Here are three quartets from the radical early 
                1960s and one from a decade earlier by a revolutionary. Two are 
                by composers who lead the Polish avant-garde. The other two are 
                a leading Japanese composer and a wild and woolly frontier experimenter. 
                The music-making here is from the early days of the Lasalle. It 
                embodies finesse, elite craft, purity of expression and dedication. 
                Virtuoso attainment is demanded by these scores and the demands 
                are fully met by the Lasalle. The two movement Lutoslawski is 
                an exercise in mercurial fantasy, a slippery kaleidoscope of episodes 
                in motion, sinister, exciting, buzzing, creaking, shambling, sprinting 
                and suddenly caught up in mediation or in furious motion. The 
                Penderecki opens in salvoes of 
col legno clicking and clattering, 
                spattering and ricocheting across the spectrum. It’s a compact 
                essay in shock staccato which finds a meditative yet equivocal 
                peace at the close. By contrast the Mayuzumi Prelude while certainly 
                written by a disciple of dissonance also incorporates the sounds 
                of Japanese traditional instruments and manners. Its mood is meditative 
                yet anxious. In addition to the liquid swerving pizzicato there 
                are cleanly spun and long held high notes from the violin. The 
                four movement Cage also has a faintly oriental tang mixed with 
                the characteristic ‘fall’ of Dowland’s instrumental lyrics. Indeed 
                much of this work has a faintly antiquarian grace and spirit which 
                when the music becomes animated can suggest a sympathy with Copland. 

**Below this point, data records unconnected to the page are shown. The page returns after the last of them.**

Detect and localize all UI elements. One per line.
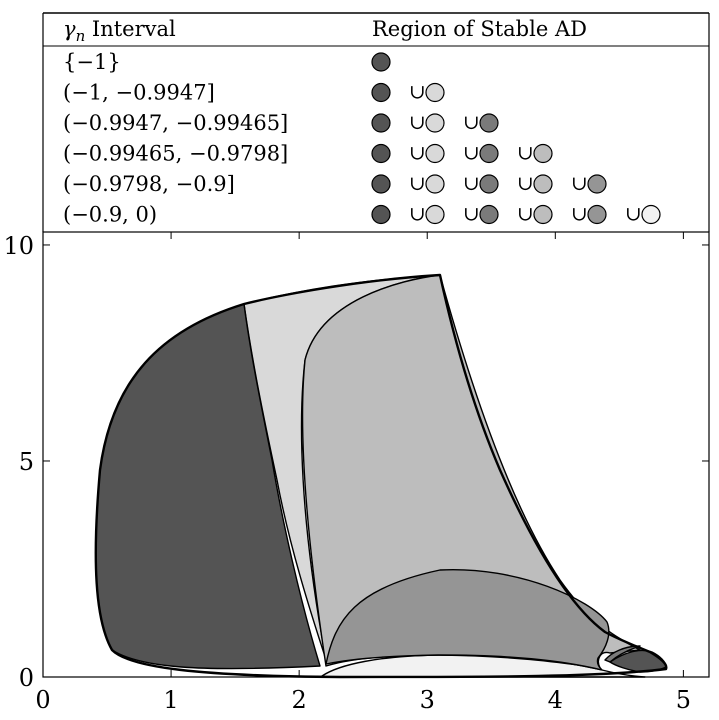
union-symbol: ∪	[409, 202, 426, 226]
header-gamma-interval: γn Interval	[63, 17, 176, 45]
region-swatch-r3	[479, 113, 499, 133]
region-swatch-r2	[425, 82, 445, 103]
region-swatch-r2	[425, 204, 445, 225]
region-swatch-r2	[425, 143, 445, 164]
union-symbol: ∪	[571, 171, 588, 195]
union-symbol: ∪	[463, 141, 480, 165]
union-symbol: ∪	[517, 141, 534, 165]
region-swatch-r5	[587, 204, 607, 225]
y-tick-label: 0	[19, 664, 34, 692]
y-tick-label: 10	[3, 232, 34, 260]
union-symbol: ∪	[463, 171, 480, 195]
x-tick-label: 4	[548, 686, 563, 714]
union-symbol: ∪	[517, 171, 534, 195]
union-symbol: ∪	[625, 202, 642, 226]
region-4	[301, 274, 641, 669]
interval-label: (−0.99465, −0.9798]	[63, 142, 288, 166]
union-symbol: ∪	[463, 110, 480, 134]
plot-frame	[42, 231, 710, 678]
union-symbol: ∪	[409, 171, 426, 195]
region-swatch-r3	[479, 143, 499, 164]
region-swatch-r4	[533, 204, 553, 225]
table-rows: {−1} (−1, −0.9947] ∪ (−0.9947, −0.99465] ∪ ∪ (…	[63, 50, 661, 227]
interval-label: (−0.9, 0)	[63, 203, 157, 227]
region-swatch-r6	[641, 204, 661, 225]
interval-label: (−0.9947, −0.99465]	[63, 111, 288, 135]
union-symbol: ∪	[409, 141, 426, 165]
x-tick-label: 2	[292, 686, 307, 714]
union-symbol: ∪	[571, 202, 588, 226]
interval-label: (−0.9798, −0.9]	[63, 172, 235, 196]
x-tick-label: 5	[676, 686, 691, 714]
region-swatch-r2	[425, 113, 445, 133]
union-symbol: ∪	[463, 202, 480, 226]
interval-label: {−1}	[63, 50, 121, 74]
region-swatch-r1	[371, 52, 391, 72]
y-tick-label: 5	[19, 448, 34, 476]
region-swatch-r1	[371, 143, 391, 164]
region-swatch-r3	[479, 204, 499, 225]
region-5	[325, 569, 610, 671]
x-tick-label: 0	[35, 686, 50, 714]
region-swatch-r5	[587, 174, 607, 194]
region-swatch-r3	[479, 174, 499, 194]
region-swatch-r1	[371, 204, 391, 225]
x-tick-label: 1	[163, 686, 178, 714]
axis-tick-labels: 0 1 2 3 4 5 0 5 10	[3, 232, 691, 714]
union-symbol: ∪	[409, 80, 426, 104]
region-swatch-r1	[371, 174, 391, 194]
union-symbol: ∪	[517, 202, 534, 226]
region-swatch-r4	[533, 174, 553, 194]
region-swatch-r1	[371, 82, 391, 103]
header-region: Region of Stable AD	[372, 17, 587, 41]
union-symbol: ∪	[409, 110, 426, 134]
interval-label: (−1, −0.9947]	[63, 81, 215, 105]
legend-table: γn Interval Region of Stable AD {−1} (−1,…	[42, 12, 710, 232]
x-tick-label: 3	[420, 686, 435, 714]
region-swatch-r1	[371, 113, 391, 133]
region-plot: 0 1 2 3 4 5 0 5 10	[3, 231, 710, 714]
region-swatch-r2	[425, 174, 445, 194]
region-swatch-r4	[533, 143, 553, 164]
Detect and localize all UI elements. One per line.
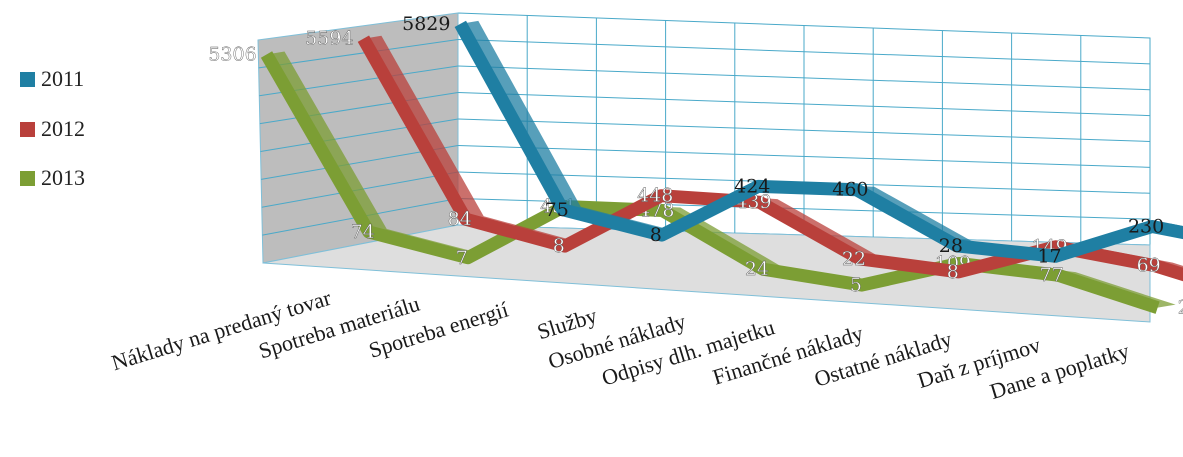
- data-label-2011-4: 424: [734, 175, 770, 197]
- series-line-2011: [454, 20, 1183, 263]
- data-label-2012-9: 69: [1137, 255, 1161, 277]
- legend-item-2013: 2013: [20, 165, 85, 191]
- legend-swatch-2012: [20, 121, 35, 137]
- data-label-2013-1: 5306: [208, 44, 256, 66]
- data-label-2012-7: 8: [947, 261, 959, 283]
- data-label-2013-2: 74: [351, 221, 375, 243]
- data-label-2012-2: 84: [448, 208, 472, 230]
- data-label-2012-3: 8: [553, 235, 565, 257]
- series-line-2012: [357, 35, 1183, 282]
- legend-label-2013: 2013: [41, 165, 85, 190]
- data-label-2013-7: 5: [850, 274, 862, 296]
- data-label-2011-3: 8: [650, 224, 662, 246]
- data-label-2011-8: 230: [1128, 215, 1164, 237]
- series-line-2013: [260, 51, 1160, 314]
- data-label-2011-5: 460: [832, 179, 868, 201]
- data-label-2012-1: 5594: [305, 28, 353, 50]
- data-label-2012-4: 448: [637, 185, 673, 207]
- legend-item-2012: 2012: [20, 116, 85, 142]
- data-label-2013-10: 2: [1178, 297, 1183, 319]
- legend-swatch-2013: [20, 170, 35, 186]
- gridline-side: [258, 39, 459, 69]
- data-label-2013-3: 7: [456, 247, 468, 269]
- data-label-2011-1: 5829: [402, 13, 450, 35]
- legend-item-2011: 2011: [20, 66, 84, 92]
- legend-label-2012: 2012: [41, 116, 85, 141]
- data-label-2013-9: 77: [1039, 264, 1063, 286]
- legend-swatch-2011: [20, 71, 35, 87]
- data-label-2011-2: 75: [545, 199, 569, 221]
- legend-label-2011: 2011: [41, 66, 85, 91]
- data-label-2011-6: 28: [939, 235, 963, 257]
- data-label-2013-6: 24: [745, 258, 769, 280]
- gridline-side: [259, 92, 459, 125]
- data-label-2012-6: 22: [842, 248, 866, 270]
- data-label-2011-7: 17: [1037, 245, 1061, 267]
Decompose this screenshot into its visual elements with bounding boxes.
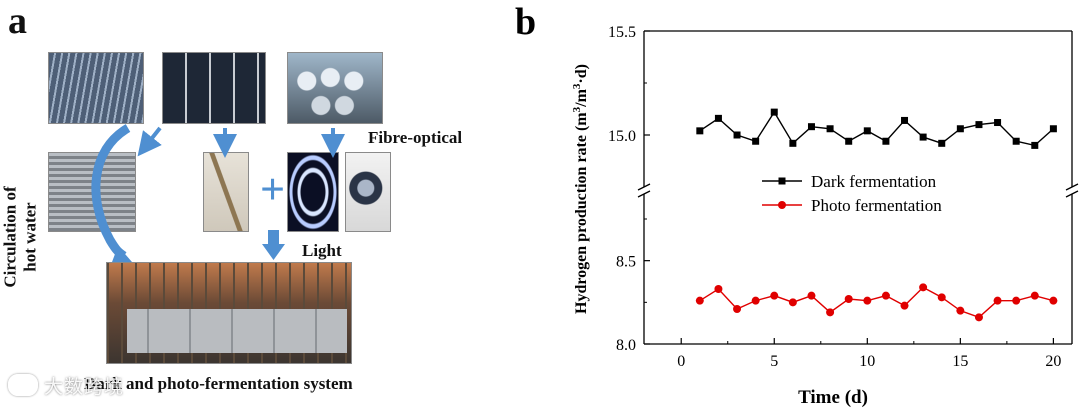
data-point-dark	[975, 121, 983, 129]
axis-break-mark	[1065, 190, 1079, 198]
light-label: Light	[302, 241, 342, 260]
legend-marker-square	[778, 177, 786, 185]
y-tick-label: 15.0	[608, 128, 636, 145]
heating-rod-photo	[203, 152, 249, 232]
plus-icon: +	[260, 165, 286, 214]
y-tick-label: 15.5	[608, 24, 636, 41]
data-point-photo	[993, 296, 1002, 305]
data-point-dark	[882, 137, 890, 145]
watermark-logo-icon	[8, 374, 38, 396]
panel-b-letter: b	[515, 1, 536, 43]
light-arrow-head-icon	[262, 244, 285, 260]
legend-label: Photo fermentation	[811, 196, 942, 215]
x-tick-label: 5	[770, 353, 778, 370]
data-point-photo	[733, 305, 742, 313]
data-point-dark	[807, 123, 815, 131]
hydrogen-rate-chart: b 0 5 10 15 20 15.0 15.5 8.0 8.5 Dark fermentati…	[515, 1, 1079, 408]
x-tick-label: 10	[859, 353, 875, 370]
arrow-head-icon	[112, 246, 132, 262]
data-point-photo	[919, 283, 928, 292]
data-point-photo	[900, 301, 909, 310]
data-point-dark	[1012, 137, 1020, 145]
data-point-dark	[770, 108, 778, 116]
data-point-dark	[789, 139, 797, 147]
data-point-photo	[844, 295, 853, 303]
data-point-photo	[956, 306, 965, 315]
legend-marker-circle	[778, 201, 786, 209]
x-tick-label: 15	[952, 353, 968, 370]
panel-a-schematic: a + Circulation of hot water Fibre-optic…	[0, 0, 520, 410]
data-point-dark	[845, 137, 853, 145]
legend-label: Dark fermentation	[811, 172, 937, 191]
data-point-dark	[994, 119, 1002, 127]
data-point-dark	[714, 114, 722, 122]
data-point-photo	[788, 298, 797, 307]
data-point-photo	[751, 296, 760, 305]
fibre-optic-coil-photo	[287, 152, 339, 232]
flow-arrows	[91, 124, 345, 262]
watermark: 大数跨境	[8, 372, 124, 399]
data-point-photo	[1012, 296, 1021, 305]
axis-break-mark	[1065, 183, 1079, 191]
circulation-label-line-1: Circulation of	[0, 186, 20, 288]
fermentation-system-photo	[106, 262, 352, 364]
data-point-dark	[863, 127, 871, 135]
data-point-dark	[733, 131, 741, 139]
circulation-label-line-2: hot water	[20, 202, 40, 272]
data-point-photo	[937, 293, 946, 302]
data-point-dark	[752, 137, 760, 145]
y-tick-label: 8.5	[616, 254, 636, 271]
curved-arrow-icon	[91, 124, 131, 260]
fibre-optic-cable-photo	[345, 152, 391, 232]
data-point-photo	[974, 313, 983, 322]
data-point-dark	[826, 125, 834, 133]
y-axis-label: Hydrogen production rate (m3/m3·d)	[571, 64, 590, 314]
axis-break-mark	[637, 183, 651, 191]
axis-break-mark	[637, 190, 651, 198]
data-point-photo	[881, 291, 890, 300]
solar-collector-photo-1	[48, 52, 144, 124]
system-label: Dark and photo-fermentation system	[84, 374, 353, 393]
data-point-dark	[1049, 125, 1057, 133]
x-tick-label: 0	[677, 353, 685, 370]
data-point-dark	[919, 133, 927, 141]
data-point-photo	[714, 285, 723, 293]
fibre-optical-label: Fibre-optical	[368, 128, 463, 147]
light-arrow-shaft	[268, 230, 279, 244]
x-tick-label: 20	[1045, 353, 1061, 370]
panel-a-letter: a	[8, 0, 27, 42]
x-axis-label: Time (d)	[798, 387, 868, 408]
axes: 0 5 10 15 20 15.0 15.5 8.0 8.5	[608, 24, 1079, 370]
data-point-dark	[901, 116, 909, 124]
legend: Dark fermentation Photo fermentation	[762, 172, 942, 215]
data-point-photo	[695, 296, 704, 305]
data-point-dark	[956, 125, 964, 133]
data-point-photo	[770, 291, 779, 300]
data-point-photo	[1030, 291, 1039, 300]
data-point-photo	[826, 308, 835, 317]
data-point-dark	[938, 139, 946, 147]
data-point-dark	[1031, 141, 1039, 149]
y-tick-label: 8.0	[616, 337, 636, 354]
data-point-dark	[696, 127, 704, 135]
data-point-photo	[1049, 296, 1058, 305]
solar-panel-photo	[162, 52, 266, 124]
data-point-photo	[807, 291, 816, 300]
data-point-photo	[863, 296, 872, 305]
series-layer	[695, 108, 1058, 322]
sunlight-concentrator-photo	[287, 52, 383, 124]
down-left-arrow-icon	[137, 126, 162, 157]
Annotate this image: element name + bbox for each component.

                The sound is stunningly close yet not claustrophobic. The collection’s 
                analogue provenance is belied by the virtual silence from and 
                against which this music emerges. You still need a hardy pair 
                of ears and a resiliently receptive mind. There is much here to 
                stimulate if you persist. The Lasalle were after all the 
de 
                luxe ensemble for such music well into the 1970s. This issue 
                is graced with a new and typically informative and thoughtful 
                note by Malcolm Macdonald.